There’s a storm brewing in Scottish soccer, and it doesn’t look good for one of the country’s oldest clubs.

In a move that sent shockwaves through the soccer world, Glasgow Rangers went into administration on Tuesday, but that may not be the worst of it. The seemingly shady dealings of one half of Glasgow’s “Old Firm” date back to at least 2001 and could even spell the end of the club itself.

At the moment, the damage is minimal – a ten point deduction in the standings, leaving them miles back of league-leaders Celtic in the Scottish Premier League – but liquidation is potentially next on the list, which would mean selling off the team’s assets and starting over as a new business.

So, you might be asking yourself, what happened to get us to this point?

Well, it all seems to revolve around the fine balance between tax avoidance and tax evasion. As the BBC points out, many big companies do their best to pay as little tax as possible, but there is a “fine line between avoidance and evasion.”

Rangers began paying into an Employee Benefit Trust back in 2001, which is legal…depending on how you use it. The simplest definition of how an EBT works is this: a business puts money into a trust and the money is then paid out to the beneficiaries by way of tax-free loans. It’s not usually expected that the loan will be paid back.

One thing you can’t do with an EBT though is use it to pay out money that is guaranteed by a contract, because that would mean the government is missing out on taxing someone’s wages.

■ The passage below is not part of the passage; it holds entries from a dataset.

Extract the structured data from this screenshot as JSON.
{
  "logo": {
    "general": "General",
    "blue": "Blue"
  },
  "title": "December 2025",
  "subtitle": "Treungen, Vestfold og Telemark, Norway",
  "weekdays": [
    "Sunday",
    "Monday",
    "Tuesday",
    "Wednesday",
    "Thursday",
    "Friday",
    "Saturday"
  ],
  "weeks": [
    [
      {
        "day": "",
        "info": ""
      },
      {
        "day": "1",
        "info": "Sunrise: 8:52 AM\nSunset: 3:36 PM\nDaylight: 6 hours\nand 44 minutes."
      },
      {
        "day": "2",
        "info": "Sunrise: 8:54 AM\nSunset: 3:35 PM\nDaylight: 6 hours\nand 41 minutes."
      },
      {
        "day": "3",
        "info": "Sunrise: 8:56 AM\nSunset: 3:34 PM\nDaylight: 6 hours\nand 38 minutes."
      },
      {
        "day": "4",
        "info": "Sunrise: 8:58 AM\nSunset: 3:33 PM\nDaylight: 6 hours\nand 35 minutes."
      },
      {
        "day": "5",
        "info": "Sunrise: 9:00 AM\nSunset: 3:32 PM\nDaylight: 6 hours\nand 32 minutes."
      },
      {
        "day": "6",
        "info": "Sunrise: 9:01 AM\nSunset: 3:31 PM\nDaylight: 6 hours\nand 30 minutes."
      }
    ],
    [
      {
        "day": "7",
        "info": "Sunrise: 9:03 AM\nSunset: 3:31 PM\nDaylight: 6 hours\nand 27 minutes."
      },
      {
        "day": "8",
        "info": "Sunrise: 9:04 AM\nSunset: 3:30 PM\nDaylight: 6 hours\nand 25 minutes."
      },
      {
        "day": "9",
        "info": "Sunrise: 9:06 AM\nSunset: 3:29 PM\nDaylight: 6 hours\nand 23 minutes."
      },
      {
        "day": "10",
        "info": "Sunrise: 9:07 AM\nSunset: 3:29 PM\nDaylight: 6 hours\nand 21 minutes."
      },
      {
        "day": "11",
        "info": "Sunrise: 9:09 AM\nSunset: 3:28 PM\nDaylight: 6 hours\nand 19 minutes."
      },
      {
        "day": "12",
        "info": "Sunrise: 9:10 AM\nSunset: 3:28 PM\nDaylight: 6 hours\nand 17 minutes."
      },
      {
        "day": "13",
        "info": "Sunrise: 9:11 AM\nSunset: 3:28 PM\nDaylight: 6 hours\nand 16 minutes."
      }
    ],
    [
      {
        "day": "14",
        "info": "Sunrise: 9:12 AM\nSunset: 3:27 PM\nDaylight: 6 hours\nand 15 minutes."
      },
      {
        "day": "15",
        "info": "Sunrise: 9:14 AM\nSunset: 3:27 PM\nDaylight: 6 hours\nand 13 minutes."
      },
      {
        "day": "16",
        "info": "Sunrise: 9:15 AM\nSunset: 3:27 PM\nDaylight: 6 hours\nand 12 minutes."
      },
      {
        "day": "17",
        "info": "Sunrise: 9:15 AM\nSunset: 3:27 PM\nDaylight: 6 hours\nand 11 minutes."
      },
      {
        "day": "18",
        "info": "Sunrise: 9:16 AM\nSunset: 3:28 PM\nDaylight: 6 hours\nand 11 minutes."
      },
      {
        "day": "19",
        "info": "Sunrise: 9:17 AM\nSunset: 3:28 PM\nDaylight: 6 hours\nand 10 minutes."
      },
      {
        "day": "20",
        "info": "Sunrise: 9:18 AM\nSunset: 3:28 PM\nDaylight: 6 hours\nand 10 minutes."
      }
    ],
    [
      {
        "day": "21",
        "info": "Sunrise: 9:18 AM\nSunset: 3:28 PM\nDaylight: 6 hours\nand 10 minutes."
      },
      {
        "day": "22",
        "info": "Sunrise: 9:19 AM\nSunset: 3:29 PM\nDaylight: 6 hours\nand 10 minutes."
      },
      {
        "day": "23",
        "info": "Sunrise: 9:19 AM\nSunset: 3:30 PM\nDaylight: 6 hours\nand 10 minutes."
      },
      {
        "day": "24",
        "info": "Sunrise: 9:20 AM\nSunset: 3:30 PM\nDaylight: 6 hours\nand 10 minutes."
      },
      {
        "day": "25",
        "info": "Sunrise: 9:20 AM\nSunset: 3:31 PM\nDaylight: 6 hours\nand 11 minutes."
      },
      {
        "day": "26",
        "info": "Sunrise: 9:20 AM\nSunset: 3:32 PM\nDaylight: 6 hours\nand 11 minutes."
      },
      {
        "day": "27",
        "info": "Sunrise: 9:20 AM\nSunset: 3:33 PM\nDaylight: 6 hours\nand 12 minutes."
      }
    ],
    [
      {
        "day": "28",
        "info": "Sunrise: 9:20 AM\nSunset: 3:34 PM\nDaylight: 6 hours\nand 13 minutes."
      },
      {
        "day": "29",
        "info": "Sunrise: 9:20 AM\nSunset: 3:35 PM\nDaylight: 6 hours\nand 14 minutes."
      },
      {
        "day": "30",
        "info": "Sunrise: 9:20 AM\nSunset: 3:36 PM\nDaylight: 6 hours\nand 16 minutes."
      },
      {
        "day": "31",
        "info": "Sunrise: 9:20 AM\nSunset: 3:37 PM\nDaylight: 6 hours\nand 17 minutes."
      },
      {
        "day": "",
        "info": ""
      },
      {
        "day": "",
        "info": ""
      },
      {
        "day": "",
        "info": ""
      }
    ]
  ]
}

Let’s face it – the government is never fond of a situation like that, especially when we are talking about the type of money that pro soccer players make!

According to, the team put about $75-million into its EBT from 2001-2010 and there’s a paper trail that proves the money went towards “contractual payments.” That case is currently before a tribunal and could wind up costing the team $117-million.

Uh oh!

That’s not their only problem though – the Daily Mail reports the team was forced into administration on Valentines Day over its failure to pay about $14-million worth of tax debts that have piled up since Craig Whyte’s purchase of the team less than a year ago.

The team filed its intent to enter administration on Tuesday morning with a deadline of ten days to avoid the move, but Her Majesty’s Revenue and Customs won a bid to speed up the process and it was complete by that afternoon.

What does it all mean?

It means that a club with 140 years worth of history may have to start from scratch, all because they (allegedly, pending the findings of that tribunal) decided not to play by the same rules that everyone else – from their fellow teams, right down to the non-football fans – are forced to abide by.

Now, this next question may only end up rubbing salt in the wound of Rangers supporters, but it has to be asked:

If a team is found to have gained a competitive advantage by breaking the law and paying its players tax-free over a span of ten years, should the achievements reached during that time be brought into question?

Since 2001, Rangers have won five domestic titles (by no more than six points, or two wins), four Scottish Cups and six Scottish League Cups. If they effectively cheated their way through each of those seasons, shouldn’t the powers that be consider amending history a bit?

It’s not like in baseball, where people might say that a championship should have an asterisk next to it in the record books because a player on the winning team was taking steroids at the time. This would be more along the lines of seeing a team win the Stanley Cup five times in ten years and lose in the final every other year, only to later find out that they had been spending way beyond the NHL’s salary cap without penalty in each of those seasons. Fans of other teams would be upset, those other teams would be angry and the league would be livid.

The only difference here is that we’re not talking about a salary cap. We’re talking about a team not paying its taxes, which is serious business.

What do you think: Should Rangers be stripped of the trophies won since 2001 if they’re found to have been cheating?